Moran Rosalyn
Virginia Tech Carilion Research Institute & Bradley Department of Electrical and Computer Engineering, Virginia Tech, Roanoke, VA, USA; Department of Psychiatry & Behavioral Medicine, Virginia Tech Carilion School of Medicine, Roanoke, VA, USA.
Prog Brain Res. 2015;222:125-46. doi: 10.1016/bs.pbr.2015.07.002. Epub 2015 Aug 8.
Advances in deep brain stimulation (DBS) therapeutics for neurological and psychiatric disorders represent a new clinical avenue that may potentially augment or adjunct traditional pharmacological approaches to disease treatment. Using modern molecular biology and genomics, pharmacological development proceeds through an albeit lengthy and expensive pipeline from candidate compound to preclinical and clinical trials. Such a pathway, however, is lacking in the field of neurostimulation, with developments arising from a selection of early sources and motivated by diverse fields including surgery and neuroscience. In this chapter, I propose that biophysical models of connected brain networks optimized using empirical neuroimaging data from patients and healthy controls can provide a principled computational pipeline for testing and developing neurostimulation interventions.
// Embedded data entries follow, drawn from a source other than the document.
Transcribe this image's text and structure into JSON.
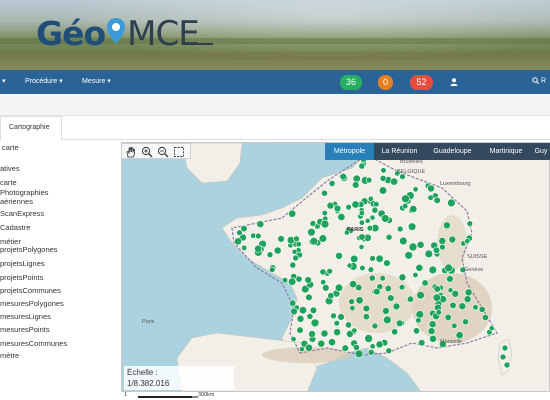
{
  "app": {
    "logo_geo": "Géo",
    "logo_mce": "MCE"
  },
  "nav": {
    "items": [
      {
        "label": "▾"
      },
      {
        "label": "Procédure ▾"
      },
      {
        "label": "Mesure ▾"
      }
    ],
    "badges": {
      "green": "36",
      "orange": "0",
      "red": "52"
    },
    "search_label": "R"
  },
  "tabs": {
    "cartographie": "Cartographie"
  },
  "layers": [
    "carte",
    "atives",
    "carte",
    "Photographies",
    "aériennes",
    "ScanExpress",
    "Cadastre",
    "métier",
    "projetsPolygones",
    "projetsLignes",
    "projetsPoints",
    "projetsCommunes",
    "mesuresPolygones",
    "mesuresLignes",
    "mesuresPoints",
    "mesuresCommunes",
    "mètre"
  ],
  "map": {
    "region_tabs": [
      "Métropole",
      "La Réunion",
      "Guadeloupe",
      "Martinique",
      "Guy"
    ],
    "active_region": "Métropole",
    "scale_label": "Échelle :",
    "scale_value": "1/8.382.016",
    "scale_bar_left": "1",
    "scale_bar_right": "300km",
    "place_labels": [
      "Bruxelles",
      "BELGIQUE",
      "Luxembourg",
      "PARIS",
      "Genève",
      "SUISSE",
      "Marseille",
      "Paris"
    ],
    "marker_color": "#1fa35c",
    "land_color": "#f2efe9",
    "sea_color": "#aad3df"
  }
}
Dynamic causal modeling (DCM) provides such a computational framework, serving as a method to test effective connectivity between and within regions of an active brain network. Importantly, the methodology links brain dynamics with behavior by directly assessing experimental task effects under different behavioral or cognitive sets. Therefore, healthy brain dynamics in circuits of interest can be defined mathematically with stimulation interventions in pathological counterparts simulated with the goal of restoring normal functionality. In this chapter, I outline the dynamic characterization of brain circuits using DCM and propose a blueprint for testing in silico, the effects of stimulation in neurodegenerative disorders affecting cognition. In particular, the models can be simulated to test whether neuroimaging correlates of nondiseased brain dynamics can be reinstantiated in a pathological setting using DBS. Thus, the key advantage of this framework is that distributed effects of DBS on neural circuitry and network connectivity can be predicted in silico. The chapter also includes a review of how DCM has been used to characterize the effects of DBS in Parkinson's disease.
用于神经和精神疾病的深部脑刺激(DBS)疗法的进展代表了一条新的临床途径,它可能会增强或辅助传统的药物治疗方法。利用现代分子生物学和基因组学,药物研发从候选化合物到临床前和临床试验,要经过漫长且昂贵的流程。然而,神经刺激领域缺乏这样的途径,其发展源于一些早期来源,并且受到包括外科手术和神经科学在内的多个不同领域的推动。在本章中,我提出使用来自患者和健康对照的经验性神经影像数据优化的连接脑网络生物物理模型,可以为测试和开发神经刺激干预措施提供一个有原则的计算流程。动态因果模型(DCM)提供了这样一个计算框架,作为一种测试活跃脑网络区域之间及区域内部有效连接性的方法。重要的是,该方法通过直接评估不同行为或认知状态下的实验任务效应,将脑动力学与行为联系起来。因此,可以通过数学方式定义感兴趣回路中的健康脑动力学,并模拟在病理状态下的刺激干预,目标是恢复正常功能。在本章中,我概述了使用DCM对脑回路进行动态表征,并提出了一个在计算机上进行测试的蓝图,以研究刺激对影响认知的神经退行性疾病的作用。特别是,可以模拟这些模型来测试是否可以使用DBS在病理环境中重新建立无疾病脑动力学的神经影像相关性。因此,这个框架的关键优势在于可以在计算机上预测DBS对神经回路和网络连接性的分布式效应。本章还回顾了DCM如何被用于表征DBS在帕金森病中的作用。